The US Department of State’s fact sheet on America’s relationship with Taiwan has recently changed.
References to America’s commitment to the One China Policy, the acknowledgement that Taiwan is “part of China,” were removed, and replaced with a series of paragraphs which instead detailed the importance of America’s relationship with Taiwan as an “Indo-Pacific Partner.” Albeit unofficially.
Beijing was quick to condemn the move publicly, accusing the US of undermining previous agreements. Coinciding with this, a phone call between US Secretary of Defence Llyod Austin and his Chinese counterpart also never mentioned the “One China Policy” on the US readout.

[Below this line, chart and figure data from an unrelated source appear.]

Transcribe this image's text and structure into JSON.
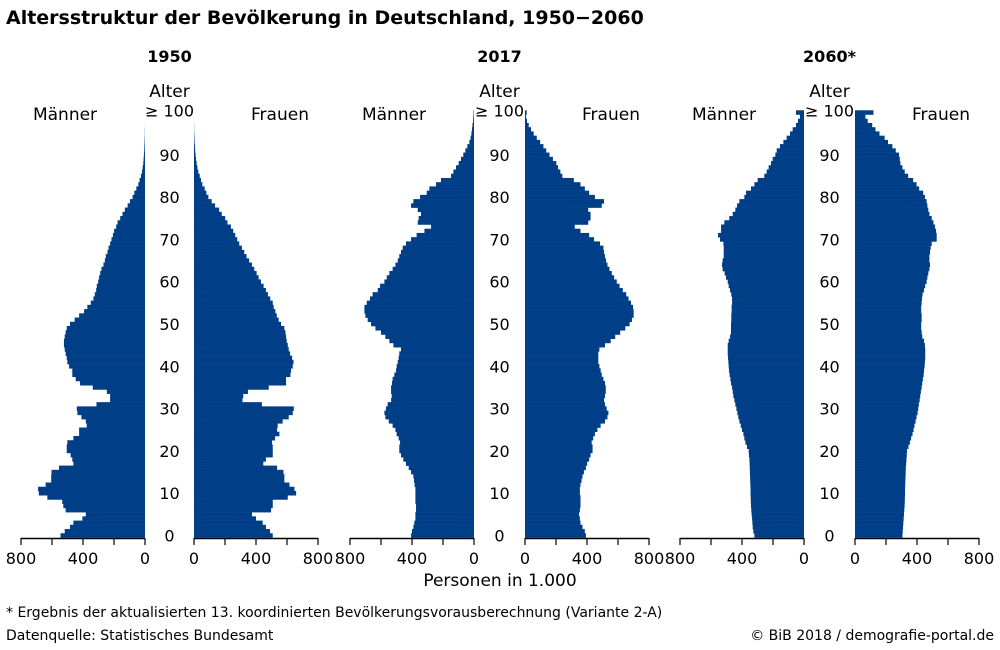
{
  "title": "Altersstruktur der Bevölkerung in Deutschland, 1950−2060",
  "footnote": "* Ergebnis der aktualisierten 13. koordinierten Bevölkerungsvorausberechnung (Variante 2-A)",
  "source": "Datenquelle: Statistisches Bundesamt",
  "copyright": "© BiB 2018 / demografie-portal.de",
  "chart_data": {
    "type": "bar",
    "orientation": "horizontal population pyramid",
    "xlabel": "Personen in 1.000",
    "ylabel": "Alter",
    "age_tick_labels": [
      "0",
      "10",
      "20",
      "30",
      "40",
      "50",
      "60",
      "70",
      "80",
      "90",
      "≥ 100"
    ],
    "value_tick_labels": [
      "800",
      "400",
      "0"
    ],
    "value_range": [
      0,
      800
    ],
    "color": "#003f87",
    "men_label": "Männer",
    "women_label": "Frauen",
    "ages": "0-100 (100 = ≥ 100)",
    "panels": [
      {
        "title": "1950",
        "men": [
          545,
          518,
          484,
          462,
          404,
          382,
          512,
          527,
          534,
          630,
          685,
          690,
          641,
          605,
          605,
          603,
          555,
          462,
          469,
          480,
          505,
          505,
          501,
          462,
          425,
          425,
          376,
          382,
          410,
          436,
          440,
          313,
          225,
          225,
          246,
          337,
          419,
          447,
          469,
          469,
          490,
          501,
          505,
          512,
          518,
          523,
          523,
          518,
          512,
          505,
          484,
          454,
          425,
          393,
          372,
          350,
          333,
          324,
          315,
          311,
          302,
          296,
          289,
          281,
          268,
          259,
          253,
          242,
          235,
          225,
          216,
          207,
          199,
          186,
          177,
          160,
          145,
          130,
          112,
          97,
          80,
          69,
          56,
          43,
          35,
          26,
          19,
          15,
          11,
          9,
          7,
          5,
          4,
          3,
          2,
          1,
          1,
          0,
          0,
          0,
          0
        ],
        "women": [
          508,
          490,
          464,
          443,
          400,
          374,
          497,
          508,
          508,
          605,
          659,
          648,
          616,
          583,
          583,
          577,
          536,
          447,
          464,
          508,
          508,
          508,
          503,
          523,
          551,
          536,
          540,
          572,
          611,
          637,
          644,
          438,
          313,
          318,
          348,
          482,
          594,
          594,
          622,
          626,
          637,
          642,
          633,
          620,
          611,
          605,
          598,
          594,
          590,
          583,
          562,
          546,
          534,
          525,
          514,
          508,
          492,
          477,
          464,
          449,
          432,
          417,
          404,
          389,
          374,
          356,
          339,
          324,
          309,
          292,
          279,
          266,
          253,
          238,
          216,
          201,
          179,
          162,
          136,
          114,
          93,
          80,
          69,
          54,
          45,
          37,
          28,
          22,
          17,
          13,
          10,
          8,
          6,
          4,
          3,
          2,
          1,
          1,
          0,
          0,
          0
        ]
      },
      {
        "title": "2017",
        "men": [
          406,
          400,
          391,
          385,
          378,
          378,
          374,
          374,
          378,
          378,
          378,
          378,
          383,
          387,
          391,
          406,
          421,
          439,
          456,
          471,
          482,
          482,
          477,
          486,
          499,
          507,
          525,
          550,
          572,
          578,
          568,
          557,
          535,
          531,
          535,
          535,
          529,
          525,
          514,
          503,
          499,
          492,
          486,
          482,
          471,
          520,
          546,
          572,
          600,
          636,
          664,
          686,
          701,
          707,
          707,
          692,
          671,
          654,
          621,
          606,
          578,
          563,
          546,
          525,
          507,
          492,
          482,
          471,
          460,
          439,
          406,
          370,
          320,
          277,
          363,
          357,
          342,
          363,
          406,
          391,
          348,
          305,
          288,
          245,
          213,
          148,
          133,
          116,
          99,
          84,
          69,
          56,
          43,
          30,
          22,
          17,
          13,
          10,
          6,
          4,
          3
        ],
        "women": [
          393,
          386,
          371,
          358,
          354,
          349,
          354,
          358,
          358,
          358,
          354,
          354,
          358,
          365,
          371,
          380,
          393,
          401,
          414,
          423,
          436,
          436,
          430,
          440,
          451,
          467,
          488,
          516,
          532,
          538,
          527,
          516,
          510,
          516,
          521,
          521,
          516,
          506,
          495,
          488,
          480,
          473,
          473,
          473,
          480,
          516,
          553,
          582,
          614,
          647,
          675,
          690,
          701,
          701,
          697,
          684,
          668,
          653,
          631,
          610,
          592,
          575,
          560,
          545,
          532,
          523,
          516,
          510,
          506,
          484,
          445,
          414,
          358,
          321,
          408,
          423,
          423,
          408,
          495,
          510,
          451,
          414,
          386,
          358,
          315,
          241,
          228,
          213,
          202,
          180,
          158,
          137,
          119,
          98,
          76,
          56,
          39,
          24,
          13,
          7,
          11
        ]
      },
      {
        "title": "2060*",
        "men": [
          320,
          327,
          331,
          333,
          335,
          338,
          340,
          342,
          343,
          344,
          345,
          345,
          346,
          347,
          348,
          349,
          350,
          351,
          352,
          355,
          357,
          368,
          378,
          385,
          391,
          400,
          408,
          417,
          424,
          430,
          436,
          443,
          449,
          456,
          460,
          464,
          471,
          475,
          480,
          484,
          486,
          488,
          490,
          492,
          492,
          492,
          486,
          477,
          471,
          471,
          471,
          469,
          469,
          467,
          467,
          464,
          464,
          469,
          477,
          486,
          492,
          503,
          512,
          525,
          529,
          525,
          518,
          518,
          518,
          520,
          542,
          555,
          535,
          535,
          514,
          482,
          460,
          443,
          432,
          417,
          385,
          374,
          342,
          320,
          299,
          256,
          241,
          228,
          213,
          202,
          185,
          176,
          155,
          133,
          112,
          90,
          73,
          52,
          39,
          26,
          52
        ],
        "women": [
          306,
          308,
          310,
          312,
          314,
          316,
          318,
          320,
          321,
          322,
          323,
          323,
          324,
          325,
          326,
          327,
          328,
          330,
          332,
          334,
          336,
          345,
          354,
          362,
          371,
          378,
          384,
          391,
          397,
          404,
          408,
          412,
          417,
          421,
          425,
          430,
          434,
          438,
          443,
          445,
          449,
          451,
          453,
          453,
          453,
          451,
          445,
          434,
          430,
          427,
          427,
          430,
          430,
          427,
          427,
          430,
          432,
          436,
          445,
          453,
          462,
          467,
          473,
          480,
          484,
          480,
          480,
          484,
          488,
          495,
          527,
          527,
          523,
          516,
          506,
          495,
          480,
          473,
          467,
          462,
          451,
          440,
          414,
          397,
          375,
          343,
          321,
          306,
          293,
          289,
          284,
          263,
          241,
          213,
          191,
          158,
          132,
          111,
          82,
          67,
          119
        ]
      }
    ]
  }
}
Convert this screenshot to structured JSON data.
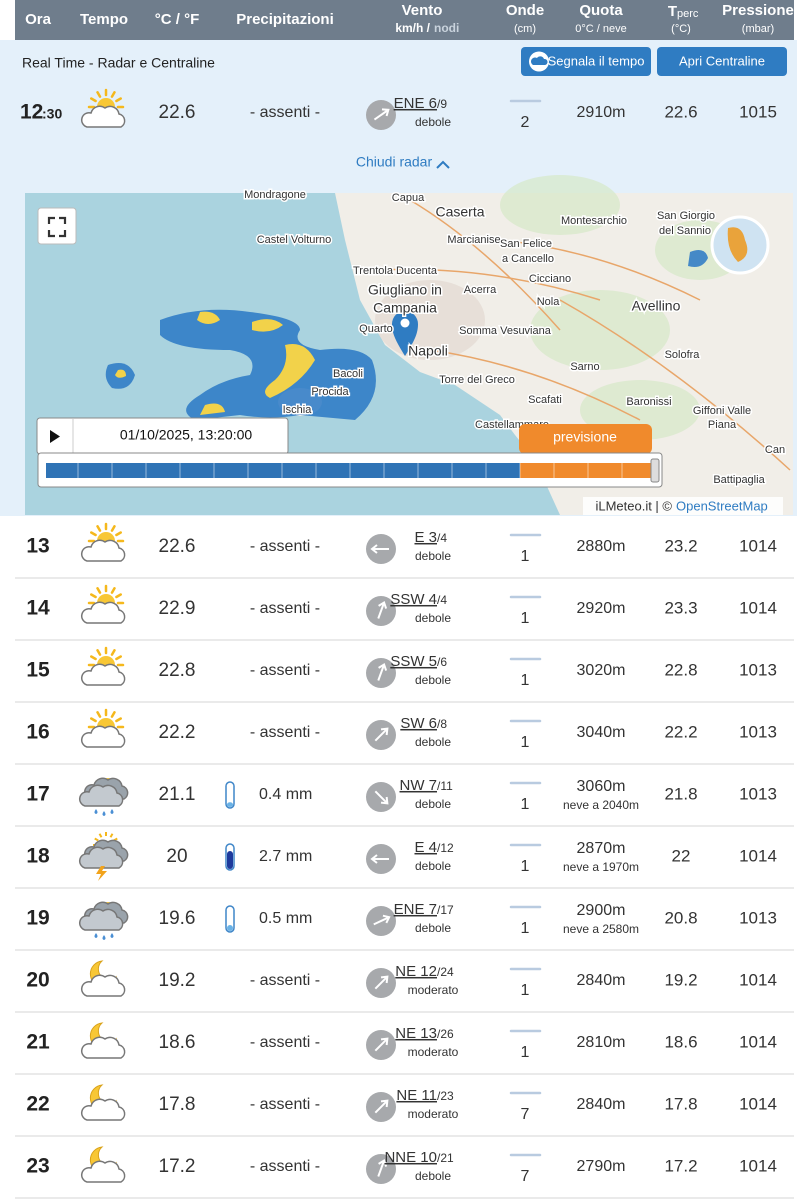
{
  "header": {
    "columns": [
      {
        "label": "Ora"
      },
      {
        "label": "Tempo"
      },
      {
        "label": "°C / °F"
      },
      {
        "label": "Precipitazioni"
      },
      {
        "label": "Vento",
        "sub": "km/h /",
        "sub2": "nodi"
      },
      {
        "label": "Onde",
        "sub": "(cm)"
      },
      {
        "label": "Quota",
        "sub": "0°C / neve"
      },
      {
        "label": "T",
        "label2": "perc",
        "sub": "(°C)"
      },
      {
        "label": "Pressione",
        "sub": "(mbar)"
      }
    ]
  },
  "realtime": {
    "title": "Real Time - Radar e Centraline",
    "buttons": [
      "Segnala il tempo",
      "Apri Centraline"
    ],
    "row": {
      "hour": "12",
      "minutes": ":30",
      "temp": 22.6,
      "precip": "- assenti -",
      "wind": "ENE 6",
      "knots": "/9",
      "strength": "debole",
      "waves": 2,
      "quota": "2910m",
      "tperc": 22.6,
      "pressure": 1015
    },
    "toggle": "Chiudi radar"
  },
  "map": {
    "labels": [
      "Mondragone",
      "Capua",
      "Caserta",
      "Castel Volturno",
      "Marcianise",
      "San Felice",
      "a Cancello",
      "Montesarchio",
      "San Giorgio",
      "del Sannio",
      "Trentola Ducenta",
      "Cicciano",
      "Giugliano in",
      "Campania",
      "Acerra",
      "Nola",
      "Avellino",
      "Quarto",
      "Somma Vesuviana",
      "Napoli",
      "Solofra",
      "Bacoli",
      "Procida",
      "Torre del Greco",
      "Sarno",
      "Ischia",
      "Scafati",
      "Baronissi",
      "Giffoni Valle",
      "Piana",
      "Castellammare",
      "Can",
      "Battipaglia"
    ],
    "timestamp": "01/10/2025, 13:20:00",
    "forecast_label": "previsione",
    "attribution": "iLMeteo.it | ©",
    "attribution_link": "OpenStreetMap"
  },
  "rows": [
    {
      "hour": 13,
      "temp": 22.6,
      "precip": "- assenti -",
      "wind": "E 3",
      "knots": "/4",
      "strength": "debole",
      "waves": 1,
      "quota": "2880m",
      "tperc": 23.2,
      "pressure": 1014
    },
    {
      "hour": 14,
      "temp": 22.9,
      "precip": "- assenti -",
      "wind": "SSW 4",
      "knots": "/4",
      "strength": "debole",
      "waves": 1,
      "quota": "2920m",
      "tperc": 23.3,
      "pressure": 1014
    },
    {
      "hour": 15,
      "temp": 22.8,
      "precip": "- assenti -",
      "wind": "SSW 5",
      "knots": "/6",
      "strength": "debole",
      "waves": 1,
      "quota": "3020m",
      "tperc": 22.8,
      "pressure": 1013
    },
    {
      "hour": 16,
      "temp": 22.2,
      "precip": "- assenti -",
      "wind": "SW 6",
      "knots": "/8",
      "strength": "debole",
      "waves": 1,
      "quota": "3040m",
      "tperc": 22.2,
      "pressure": 1013
    },
    {
      "hour": 17,
      "temp": 21.1,
      "precip": "0.4 mm",
      "wind": "NW 7",
      "knots": "/11",
      "strength": "debole",
      "waves": 1,
      "quota": "3060m",
      "snow": "neve a 2040m",
      "tperc": 21.8,
      "pressure": 1013
    },
    {
      "hour": 18,
      "temp": 20,
      "precip": "2.7 mm",
      "wind": "E 4",
      "knots": "/12",
      "strength": "debole",
      "waves": 1,
      "quota": "2870m",
      "snow": "neve a 1970m",
      "tperc": 22,
      "pressure": 1014
    },
    {
      "hour": 19,
      "temp": 19.6,
      "precip": "0.5 mm",
      "wind": "ENE 7",
      "knots": "/17",
      "strength": "debole",
      "waves": 1,
      "quota": "2900m",
      "snow": "neve a 2580m",
      "tperc": 20.8,
      "pressure": 1013
    },
    {
      "hour": 20,
      "temp": 19.2,
      "precip": "- assenti -",
      "wind": "NE 12",
      "knots": "/24",
      "strength": "moderato",
      "waves": 1,
      "quota": "2840m",
      "tperc": 19.2,
      "pressure": 1014
    },
    {
      "hour": 21,
      "temp": 18.6,
      "precip": "- assenti -",
      "wind": "NE 13",
      "knots": "/26",
      "strength": "moderato",
      "waves": 1,
      "quota": "2810m",
      "tperc": 18.6,
      "pressure": 1014
    },
    {
      "hour": 22,
      "temp": 17.8,
      "precip": "- assenti -",
      "wind": "NE 11",
      "knots": "/23",
      "strength": "moderato",
      "waves": 7,
      "quota": "2840m",
      "tperc": 17.8,
      "pressure": 1014
    },
    {
      "hour": 23,
      "temp": 17.2,
      "precip": "- assenti -",
      "wind": "NNE 10",
      "knots": "/21",
      "strength": "debole",
      "waves": 7,
      "quota": "2790m",
      "tperc": 17.2,
      "pressure": 1014
    }
  ]
}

Taiwan’s Foreign Minister, Joseph Wu, retweeted the conversation and proclaimed the One China “spell” had been broken.
Although not a new development, the United States, enabled by the context of the Ukraine conflict, sees an opportunity to ramp up tensions over Taiwan and strengthen its hand over the issue. In a process which China has described as “Salami Slicing”, America’s Taiwan position has been to pay lip service to its commitment to the One China Policy upfront, but otherwise subtly move the goalposts by increasing its political, diplomatic and military support to the island in order to weaken Beijing’s actual hand in achieving reunification objectives on its terms.
Such a policy is not of course an explicit endorsement of “Taiwan independence,” which China describes as the “red line” but nonetheless serves to de facto block Beijing from attaining its ambitions. While this has been ongoing since the Trump administration, for a number of reasons, the conflict in Ukraine is now enabling the US to do this more overtly than previously.